La main d’œuvre : forfait ou temps réel ?

En rédigeant la page sur le prix des pièces détachées, j’ai fait une digression sur le choix de facturation de la main d’œuvre. Pour alléger la lecture des pages statiques, je déplace donc cette digression dans un article dédié !

Les forfaits

Les forfaits sont des prix moyen facturés pour un type d’intervention donné. Ils ont l’avantage de présenter clairement le coût des prestations. Pour le client, cela permet d’avoir une idée assez précise de ce qu’il va payer. Pour le réparateur, cela permet de travailler en fractionné sans chronométrer son travail. En effet, en boutique on est régulièrement interrompu par un client qui entre ou le téléphone qui sonne !

Pourtant, les forfaits ne représentent pas la réalité de la prestation. Parfois, changer un câble prends 2 minutes et parfois 1/4 d’heure parce que certains vélos sont plus complexes ou en moins bon état que d’autres.

D’ailleurs, cela m’est arrivé plusieurs fois, en tant que client, que l’on me facture un double forfait “parce qu’il y avait beaucoup de boulot”. Quand on en arrive là, le forfait perd son sens et le client se sent arnaqué !

A vrai dire, même sans ces abus, les forfaits ne sont intéressants que pour les petites réparations. Sinon, en cumulant les forfaits, cela revient plus cher pour le client.
C’est d’ailleurs comme cela que m’a été “vendu” l’intérêt du forfait, lors de ma formation de mécanicien cycle.

Par exemple, lorsque l’on change des patins de frein, il ne faut pas 2 fois plus de temps pour en changer 2 paires, car le vélo est déjà sur le pied et les outils sont déjà sortis. Et puis tant qu’on y est, cela ne prend qu’1 minute de dévoiler la roue si elle a un léger voile. Pas besoin de facturer le forfait dévoilage en supplément, ou pire, de ne pas faire la réparation car le client ne l’a pas demandée !

Les forfaits servent surtout à standardiser le prix des prestations dans les chaînes de magasins.

La facturation au temps

La facturation au temps a le mérite d’être équitable et transparente. Si le vélo est bien entretenu, le mécanicien gagne du temps et facture donc moins cher. S’il y a des complications et que la réparation prend plus de temps, le mécanicien peut facturer le temps réellement passé.

L’inconvénient semble être pour le client qui risque de voir sa facture augmenter. En fait, le moment clé dans ce type de facturation est celui du devis oral. Après que le client aie expliqué son besoin, le mécanicien doit faire un tour rapide des points clés du vélos, quelle que soit la demande initiale : Freins, direction, roues, roulements, transmission. Il propose alors de faire juste les réparations demandées ou de compléter avec les points qu’il a observé.

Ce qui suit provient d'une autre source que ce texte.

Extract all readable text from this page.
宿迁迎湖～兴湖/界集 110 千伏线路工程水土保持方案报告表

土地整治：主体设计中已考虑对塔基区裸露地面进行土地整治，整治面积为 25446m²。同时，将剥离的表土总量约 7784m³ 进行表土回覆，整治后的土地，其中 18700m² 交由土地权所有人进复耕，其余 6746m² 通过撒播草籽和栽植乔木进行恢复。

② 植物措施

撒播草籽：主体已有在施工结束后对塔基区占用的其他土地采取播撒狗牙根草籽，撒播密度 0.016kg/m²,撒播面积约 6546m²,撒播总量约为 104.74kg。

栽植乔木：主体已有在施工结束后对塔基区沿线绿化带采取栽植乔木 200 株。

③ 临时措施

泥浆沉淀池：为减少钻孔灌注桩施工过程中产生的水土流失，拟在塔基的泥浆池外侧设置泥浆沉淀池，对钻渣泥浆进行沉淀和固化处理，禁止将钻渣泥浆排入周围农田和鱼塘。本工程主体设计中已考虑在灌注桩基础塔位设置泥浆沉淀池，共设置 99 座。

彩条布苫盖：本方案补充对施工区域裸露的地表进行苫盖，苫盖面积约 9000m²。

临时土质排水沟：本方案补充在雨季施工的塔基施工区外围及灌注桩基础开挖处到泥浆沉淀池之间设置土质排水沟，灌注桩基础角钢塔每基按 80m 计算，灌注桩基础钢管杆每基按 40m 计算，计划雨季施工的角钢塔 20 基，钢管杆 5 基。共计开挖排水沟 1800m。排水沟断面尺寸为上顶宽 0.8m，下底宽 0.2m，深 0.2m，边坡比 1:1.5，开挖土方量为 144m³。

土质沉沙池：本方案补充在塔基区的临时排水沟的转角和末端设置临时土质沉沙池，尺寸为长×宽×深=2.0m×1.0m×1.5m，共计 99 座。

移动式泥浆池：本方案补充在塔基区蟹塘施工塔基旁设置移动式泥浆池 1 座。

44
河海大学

Un bon mécanicien est capable d’estimer le temps qu’il va passer sur le vélo et donc de proposer un devis réaliste pour que le client n’aie pas de mauvaise surprise. S’il y a un problème, il faut évidemment contacter le client avant d’entreprendre des travaux qui augmenteraient le devis.

La main d’œuvre en pratique

Dans la pratique, quand je fais une intervention, j’ai en tête le temps que je devrais y passer. S’il n’y a pas de complications, je facture le temps réellement passé.

En cas de problème, j’évalue s’il est du à une faute de ma part, un défaut du vélo ou une mauvaise information du propriétaire. En fonction de cela, je peux facturer au temps réel ou faire une remise sur la main d’œuvre. En règle général, je facture moins que le temps réel car le but est de coller au devis fait oralement.

C’est un peu la fierté du mécano que de respecter son devis, et puis il faut qu’il y aie une certaine cohérence entre l’intervention demandée et le coût final. On ne va pas facturer 50€ un changement de patins, même si on y a passé une heure.

Un exemple de situation : Il m’arrive d’aligner et resserrer les patins de freins car ils ne semblent pas usés. Si après essai du vélo je m’aperçois que les patins sont durs et/ou qu’ils couinent, je me retrouve a devoir les changer et refaire l’alignement et la tension du câble. Je ne vais pas facturer 2 fois ce temps car j’aurai dû tout simplement changer les patins dès le début.